Momento di forte commozione durante il premio dedicato alla memoria di Monica, raccontato dalla sorella Sabrina Paggiaro: «Io e la mia famiglia abbiamo pensato a questo premio per ricordare Monica, scomparsa a 52 anni, che era molto attiva nel sociale e nella scuola, e per portare avanti i suoi valori: sacrificio e merito».

Successivamente sono stati premiati Fabiana Colombo, Antonio Francesco Pellegrini, Giorgio Cunardi e Ferdinando Settimo.

Grande intensità emotiva anche nella premiazione in memoria di Sabrina Manganaro, durante la quale è intervenuta Milena Redi: «Sabrina è mancata undici anni fa, appena laureata. Siete voi giovani i veri protagonisti di questo incontro. Mi ricordate il suo impegno, la sua voglia di imparare e di ricercare. Il seme che Sabrina ha lasciato è un germoglio per tutti voi. La sua vita è stata troppo breve, ma ho capito che una vita breve, se vissuta intensamente, lascia un segno. Quel segno siete voi. Questo premio è un gesto di fiducia, un passaggio di testimone».

A ricevere il riconoscimento sono stati quindi Beatrice Ferrario e Michele Trobia, poi Benedetta Restelli, Gabriel Cattaneo e Matteo Bracchetti.

Tra i donor anche Rita Boldrini, che ha rivolto agli studenti un semplice ma caloroso augurio: «Tanti auguri a tutti voi». Il premio è stato assegnato a Stefano Carlo Falcone.

Sono intervenute poi Giorgia Grampa e Martina Grampa: «Siamo state ex studentesse Liuc. Da due anni abbiamo deciso di istituire borse di studio perché crediamo nei giovani del futuro che siete voi».

Nel corso della cerimonia ha preso la parola anche Pierluigi Biondi: «Il senso di questo premio è rivolto a chi merita: la scommessa di noi imprenditori è sostenere i giovani del futuro».

Molto apprezzato anche l’intervento di Marinelli Latteri: «Mi sono laureata qui grazie a una borsa di studio e oggi, con la mia società, voglio restituire quanto ricevuto, con l’auspicio che possiate andare avanti e che un giorno arriviate dalla parte di chi restituisce agli altri le opportunità ricevute».

A chiudere l’incontro sono state le parole degli stessi studenti, testimonianze dirette di crescita personale e professionale.

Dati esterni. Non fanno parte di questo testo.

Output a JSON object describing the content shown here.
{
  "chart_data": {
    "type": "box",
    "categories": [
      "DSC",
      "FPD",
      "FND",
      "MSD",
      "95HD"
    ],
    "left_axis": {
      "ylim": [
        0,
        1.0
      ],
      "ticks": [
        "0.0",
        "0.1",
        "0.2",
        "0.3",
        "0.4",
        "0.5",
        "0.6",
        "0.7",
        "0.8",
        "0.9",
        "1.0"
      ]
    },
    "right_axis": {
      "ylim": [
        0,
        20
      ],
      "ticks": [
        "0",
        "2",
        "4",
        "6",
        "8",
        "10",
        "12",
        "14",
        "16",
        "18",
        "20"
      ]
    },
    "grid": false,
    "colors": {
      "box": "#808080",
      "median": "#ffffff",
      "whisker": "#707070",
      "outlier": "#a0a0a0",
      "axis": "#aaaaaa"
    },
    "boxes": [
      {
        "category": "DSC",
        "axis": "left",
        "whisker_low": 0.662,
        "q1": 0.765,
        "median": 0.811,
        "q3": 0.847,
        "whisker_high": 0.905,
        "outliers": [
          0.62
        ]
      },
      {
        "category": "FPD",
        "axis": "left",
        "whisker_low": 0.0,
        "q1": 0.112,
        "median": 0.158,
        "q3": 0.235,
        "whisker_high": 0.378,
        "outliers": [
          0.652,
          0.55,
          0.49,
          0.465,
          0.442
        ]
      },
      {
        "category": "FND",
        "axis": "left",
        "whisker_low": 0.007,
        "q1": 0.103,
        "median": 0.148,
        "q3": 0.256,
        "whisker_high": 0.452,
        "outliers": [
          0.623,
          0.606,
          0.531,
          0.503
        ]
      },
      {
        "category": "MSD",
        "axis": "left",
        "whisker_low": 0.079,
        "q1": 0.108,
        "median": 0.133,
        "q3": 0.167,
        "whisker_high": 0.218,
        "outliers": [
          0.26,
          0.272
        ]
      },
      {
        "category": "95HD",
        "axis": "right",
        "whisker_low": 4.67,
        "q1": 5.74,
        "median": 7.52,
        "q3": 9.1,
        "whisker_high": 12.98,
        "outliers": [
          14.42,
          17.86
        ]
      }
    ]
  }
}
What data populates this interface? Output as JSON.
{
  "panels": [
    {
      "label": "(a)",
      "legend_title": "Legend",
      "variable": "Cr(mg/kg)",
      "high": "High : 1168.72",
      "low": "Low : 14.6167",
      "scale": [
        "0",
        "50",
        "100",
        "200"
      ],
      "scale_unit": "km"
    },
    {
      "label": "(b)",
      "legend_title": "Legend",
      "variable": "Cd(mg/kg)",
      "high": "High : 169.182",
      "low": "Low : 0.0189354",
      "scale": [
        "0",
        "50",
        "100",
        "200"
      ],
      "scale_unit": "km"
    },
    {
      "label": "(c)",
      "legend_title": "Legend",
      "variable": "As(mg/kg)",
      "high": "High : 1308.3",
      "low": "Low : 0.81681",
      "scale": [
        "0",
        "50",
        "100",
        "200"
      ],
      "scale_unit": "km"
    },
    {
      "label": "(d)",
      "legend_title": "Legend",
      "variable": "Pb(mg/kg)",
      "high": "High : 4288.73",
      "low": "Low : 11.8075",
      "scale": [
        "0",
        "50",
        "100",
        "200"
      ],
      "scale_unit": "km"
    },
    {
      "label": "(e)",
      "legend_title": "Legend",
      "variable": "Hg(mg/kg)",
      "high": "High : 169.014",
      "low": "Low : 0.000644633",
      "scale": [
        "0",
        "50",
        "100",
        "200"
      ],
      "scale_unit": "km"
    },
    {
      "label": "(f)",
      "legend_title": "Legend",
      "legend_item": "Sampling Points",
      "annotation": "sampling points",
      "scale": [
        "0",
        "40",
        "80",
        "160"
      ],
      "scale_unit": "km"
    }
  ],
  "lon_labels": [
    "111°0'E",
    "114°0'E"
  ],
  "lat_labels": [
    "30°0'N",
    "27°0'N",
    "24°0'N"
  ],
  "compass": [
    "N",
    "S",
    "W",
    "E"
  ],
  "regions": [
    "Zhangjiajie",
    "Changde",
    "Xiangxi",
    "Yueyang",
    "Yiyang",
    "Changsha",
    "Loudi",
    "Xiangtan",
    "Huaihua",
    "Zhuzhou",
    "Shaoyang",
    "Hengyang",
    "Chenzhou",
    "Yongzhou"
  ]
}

Michele Rampinini ha raccontato: «Ringrazio tutti. Da cittadino sono fiero di questa università. Qui mi sono arricchito, mi sono conosciuto, ho sviluppato relazioni e avuto opportunità internazionali che mi hanno profondamente formato».

Anche Giorgio Cunardi ha ricordato il valore del percorso svolto alla Liuc: «Ho trovato una realtà stimolante, con un rapporto importante con i professori. Ho potuto condurre un progetto interessante che mi ha preparato ad affrontare le sfide future».

Infine Michele Trobia ha sottolineato: «Qui ho trovato un ecosistema che mi ha permesso di esprimere un potenziale che avevo dentro e che forse non conoscevo fino in fondo».

A sostenere l’iniziativa sono stati il Comune di Castellanza, Hiris Srl, la famiglia Manganaro, Zaro Carni, Maglificio Alto Milanese, Lariotex e Thymos Business & Consulting.